I don't think it matters either way, I just don't love seeing grown women squashed (as they often are) into unflattering frocks, but if it matters to you to have them match, or have sentimental reasons why you need a posse on your big day, it's fairly harmless.

Elledouble · 07/10/2015 15:52

I had three, and wouldn't have any at all should I marry again! Having been married already feels quite freeing, like I won't have to have anything I don't want (like I did first time round...)

I've been a bridesmaid three times (twice as a child and once as an adult) and am thoroughly glad that I almost certainly won't be again.

Runningupthathill82 · 07/10/2015 15:57

YANBU OP. I think it's bonkers, like most wedding traditions.
Hence why I didn't have any bridesmaids (and no, I wasn't "given away" and didn't have a wedding car/flowers/sit down meal/first dance either).

Ifiwasabadger · 07/10/2015 16:00

YANBU am totally with you on this.

DonkeysDontRideBicycles · 07/10/2015 16:17

YANBU thought so for years but it is something I have kept quiet about.

squoosh · 07/10/2015 16:45

I think it's bonkers, like most wedding traditions.
Hence why I didn't have any bridesmaids (and no, I wasn't "given away" and didn't have a wedding car/flowers/sit down meal/first dance either).

But you had a wedding. So you did indulge in some 'bonkers' traditions.

Anotherusername1 · 07/10/2015 16:51

Nope I don't think it's silly. I had one adult bridesmaid and two little-ish ones (aged 9 and 11 at the time).

I was a bridesmaid when I was 15.

HaydeeofMonteCristo · 07/10/2015 17:05

Horses for courses I guess.

I agree that most wedding traditions are silly.
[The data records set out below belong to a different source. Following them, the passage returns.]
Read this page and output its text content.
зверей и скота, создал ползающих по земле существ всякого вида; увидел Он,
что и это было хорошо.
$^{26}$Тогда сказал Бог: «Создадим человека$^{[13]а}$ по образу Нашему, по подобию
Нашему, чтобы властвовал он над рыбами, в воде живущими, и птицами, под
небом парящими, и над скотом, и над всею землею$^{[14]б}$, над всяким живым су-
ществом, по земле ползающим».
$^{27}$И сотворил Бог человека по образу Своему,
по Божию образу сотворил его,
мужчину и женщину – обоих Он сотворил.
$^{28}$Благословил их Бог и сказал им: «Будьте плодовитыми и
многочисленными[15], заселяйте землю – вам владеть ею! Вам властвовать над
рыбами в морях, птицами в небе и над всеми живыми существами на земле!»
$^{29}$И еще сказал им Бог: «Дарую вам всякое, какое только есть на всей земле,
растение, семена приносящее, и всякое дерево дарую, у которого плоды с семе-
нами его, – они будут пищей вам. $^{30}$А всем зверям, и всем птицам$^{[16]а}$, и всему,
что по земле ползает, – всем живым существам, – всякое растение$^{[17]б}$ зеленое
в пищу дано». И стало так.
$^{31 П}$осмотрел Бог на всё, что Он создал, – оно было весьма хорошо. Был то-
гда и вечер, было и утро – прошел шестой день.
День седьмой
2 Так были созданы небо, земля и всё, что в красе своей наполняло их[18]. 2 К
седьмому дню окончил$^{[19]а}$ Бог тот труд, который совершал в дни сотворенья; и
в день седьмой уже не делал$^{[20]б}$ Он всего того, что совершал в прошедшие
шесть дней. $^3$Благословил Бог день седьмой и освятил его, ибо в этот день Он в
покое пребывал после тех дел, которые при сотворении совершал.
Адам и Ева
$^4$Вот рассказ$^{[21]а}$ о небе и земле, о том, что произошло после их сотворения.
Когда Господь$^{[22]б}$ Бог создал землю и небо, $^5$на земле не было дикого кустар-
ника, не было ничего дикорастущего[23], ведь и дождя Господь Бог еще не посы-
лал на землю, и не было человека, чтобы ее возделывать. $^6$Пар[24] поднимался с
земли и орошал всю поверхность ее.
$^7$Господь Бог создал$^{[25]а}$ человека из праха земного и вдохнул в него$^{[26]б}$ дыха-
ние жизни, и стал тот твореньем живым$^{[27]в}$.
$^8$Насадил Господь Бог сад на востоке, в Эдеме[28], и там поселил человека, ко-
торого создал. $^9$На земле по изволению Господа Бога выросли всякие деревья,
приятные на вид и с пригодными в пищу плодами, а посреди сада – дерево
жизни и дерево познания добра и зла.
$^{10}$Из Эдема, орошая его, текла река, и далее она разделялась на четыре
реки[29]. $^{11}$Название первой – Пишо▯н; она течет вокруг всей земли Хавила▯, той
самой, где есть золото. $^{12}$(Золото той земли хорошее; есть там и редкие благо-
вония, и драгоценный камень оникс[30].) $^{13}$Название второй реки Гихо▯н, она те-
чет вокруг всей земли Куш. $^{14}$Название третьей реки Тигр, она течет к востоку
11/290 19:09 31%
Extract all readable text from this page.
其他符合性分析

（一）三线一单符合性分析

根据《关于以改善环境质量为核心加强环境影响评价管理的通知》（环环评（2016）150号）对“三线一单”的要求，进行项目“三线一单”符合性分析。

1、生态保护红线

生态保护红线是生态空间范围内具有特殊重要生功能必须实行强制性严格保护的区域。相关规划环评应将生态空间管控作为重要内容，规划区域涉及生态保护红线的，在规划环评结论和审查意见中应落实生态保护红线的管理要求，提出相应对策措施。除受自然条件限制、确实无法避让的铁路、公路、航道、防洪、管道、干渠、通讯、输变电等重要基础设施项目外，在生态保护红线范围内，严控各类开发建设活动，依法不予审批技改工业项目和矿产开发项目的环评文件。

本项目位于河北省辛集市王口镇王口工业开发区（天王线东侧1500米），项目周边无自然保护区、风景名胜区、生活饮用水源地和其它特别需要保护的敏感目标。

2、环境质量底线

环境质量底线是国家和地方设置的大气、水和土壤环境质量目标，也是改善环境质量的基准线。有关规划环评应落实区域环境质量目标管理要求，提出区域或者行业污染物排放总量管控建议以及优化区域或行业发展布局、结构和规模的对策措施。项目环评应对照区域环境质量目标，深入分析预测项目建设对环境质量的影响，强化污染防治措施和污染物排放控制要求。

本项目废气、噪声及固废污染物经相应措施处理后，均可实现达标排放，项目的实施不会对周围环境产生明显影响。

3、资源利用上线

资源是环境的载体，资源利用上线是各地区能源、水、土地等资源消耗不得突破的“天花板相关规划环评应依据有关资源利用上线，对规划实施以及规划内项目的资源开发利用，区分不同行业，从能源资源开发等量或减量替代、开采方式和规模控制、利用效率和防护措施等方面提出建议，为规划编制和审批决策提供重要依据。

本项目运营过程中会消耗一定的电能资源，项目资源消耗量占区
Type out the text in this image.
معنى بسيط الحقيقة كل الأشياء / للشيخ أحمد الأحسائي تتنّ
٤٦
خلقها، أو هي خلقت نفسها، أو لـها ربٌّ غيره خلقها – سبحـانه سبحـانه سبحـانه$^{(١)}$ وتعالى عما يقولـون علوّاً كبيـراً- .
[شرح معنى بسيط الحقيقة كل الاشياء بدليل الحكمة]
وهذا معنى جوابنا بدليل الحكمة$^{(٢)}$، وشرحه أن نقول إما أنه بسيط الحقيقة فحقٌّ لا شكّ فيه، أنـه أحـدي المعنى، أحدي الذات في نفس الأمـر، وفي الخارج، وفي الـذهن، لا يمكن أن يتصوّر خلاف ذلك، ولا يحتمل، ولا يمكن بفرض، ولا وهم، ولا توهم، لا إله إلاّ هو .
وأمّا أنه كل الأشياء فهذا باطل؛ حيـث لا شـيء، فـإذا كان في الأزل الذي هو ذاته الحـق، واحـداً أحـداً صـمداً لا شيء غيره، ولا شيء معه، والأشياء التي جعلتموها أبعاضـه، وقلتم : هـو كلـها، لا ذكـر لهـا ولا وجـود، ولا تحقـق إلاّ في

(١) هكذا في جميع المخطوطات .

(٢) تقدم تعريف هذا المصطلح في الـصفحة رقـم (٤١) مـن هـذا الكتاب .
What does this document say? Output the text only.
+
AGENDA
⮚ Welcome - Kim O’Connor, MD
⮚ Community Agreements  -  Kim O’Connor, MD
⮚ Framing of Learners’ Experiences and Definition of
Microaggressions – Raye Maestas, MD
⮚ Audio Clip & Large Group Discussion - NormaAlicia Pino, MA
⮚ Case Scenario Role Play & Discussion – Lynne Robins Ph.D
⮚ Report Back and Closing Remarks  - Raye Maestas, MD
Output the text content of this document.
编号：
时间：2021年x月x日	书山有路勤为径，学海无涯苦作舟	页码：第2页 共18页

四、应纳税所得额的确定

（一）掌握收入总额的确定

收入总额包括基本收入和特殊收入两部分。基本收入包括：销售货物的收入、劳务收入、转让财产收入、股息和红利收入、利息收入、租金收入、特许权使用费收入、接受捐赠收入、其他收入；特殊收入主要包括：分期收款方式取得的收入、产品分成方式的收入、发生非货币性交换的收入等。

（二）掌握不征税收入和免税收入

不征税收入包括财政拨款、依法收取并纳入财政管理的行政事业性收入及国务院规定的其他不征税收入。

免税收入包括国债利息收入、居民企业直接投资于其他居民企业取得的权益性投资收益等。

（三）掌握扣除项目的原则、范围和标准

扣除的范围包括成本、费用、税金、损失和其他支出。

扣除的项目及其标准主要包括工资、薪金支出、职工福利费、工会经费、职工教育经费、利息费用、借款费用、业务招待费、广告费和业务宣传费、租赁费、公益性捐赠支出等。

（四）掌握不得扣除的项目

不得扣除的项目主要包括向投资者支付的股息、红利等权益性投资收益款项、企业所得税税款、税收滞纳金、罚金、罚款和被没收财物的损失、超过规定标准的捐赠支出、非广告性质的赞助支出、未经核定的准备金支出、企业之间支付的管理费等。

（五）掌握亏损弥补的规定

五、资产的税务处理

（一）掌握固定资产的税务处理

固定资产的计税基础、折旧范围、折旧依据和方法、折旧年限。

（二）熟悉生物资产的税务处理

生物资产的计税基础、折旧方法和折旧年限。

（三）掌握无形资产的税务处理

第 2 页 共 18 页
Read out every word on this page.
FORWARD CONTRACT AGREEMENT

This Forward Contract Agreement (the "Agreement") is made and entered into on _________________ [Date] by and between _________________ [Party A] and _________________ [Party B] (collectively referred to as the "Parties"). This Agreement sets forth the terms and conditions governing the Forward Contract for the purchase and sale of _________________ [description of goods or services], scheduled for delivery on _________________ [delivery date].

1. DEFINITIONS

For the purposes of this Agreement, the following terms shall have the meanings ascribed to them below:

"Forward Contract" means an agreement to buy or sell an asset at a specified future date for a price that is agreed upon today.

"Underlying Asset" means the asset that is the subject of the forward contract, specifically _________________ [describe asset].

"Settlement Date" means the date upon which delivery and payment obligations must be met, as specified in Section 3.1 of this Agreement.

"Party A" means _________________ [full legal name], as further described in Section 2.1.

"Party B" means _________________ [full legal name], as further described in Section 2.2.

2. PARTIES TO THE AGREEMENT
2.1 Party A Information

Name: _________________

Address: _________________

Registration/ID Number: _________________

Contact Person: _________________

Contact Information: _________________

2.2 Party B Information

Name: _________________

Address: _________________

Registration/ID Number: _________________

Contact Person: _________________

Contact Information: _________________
It's a bit mean to pick one that many people clearly have found value in and call it silly.

I personally didn't enjoy being an adult bridesmaid (kept tripping on dress for one thing!). Loved it as a child.

I didn't have adult bridesmaids because a. I didn't want to dress my friends, b. I didn't want to choose between friends and c. I wanted to give the older children a bit of the limelight.

But that was just me.

SevenSeconds · 07/10/2015 17:11

I loved being an adult bridesmaid for my two best friends and having the same two friends as my adult bridesmaids. I didn't have any child bridesmaids. So YABU.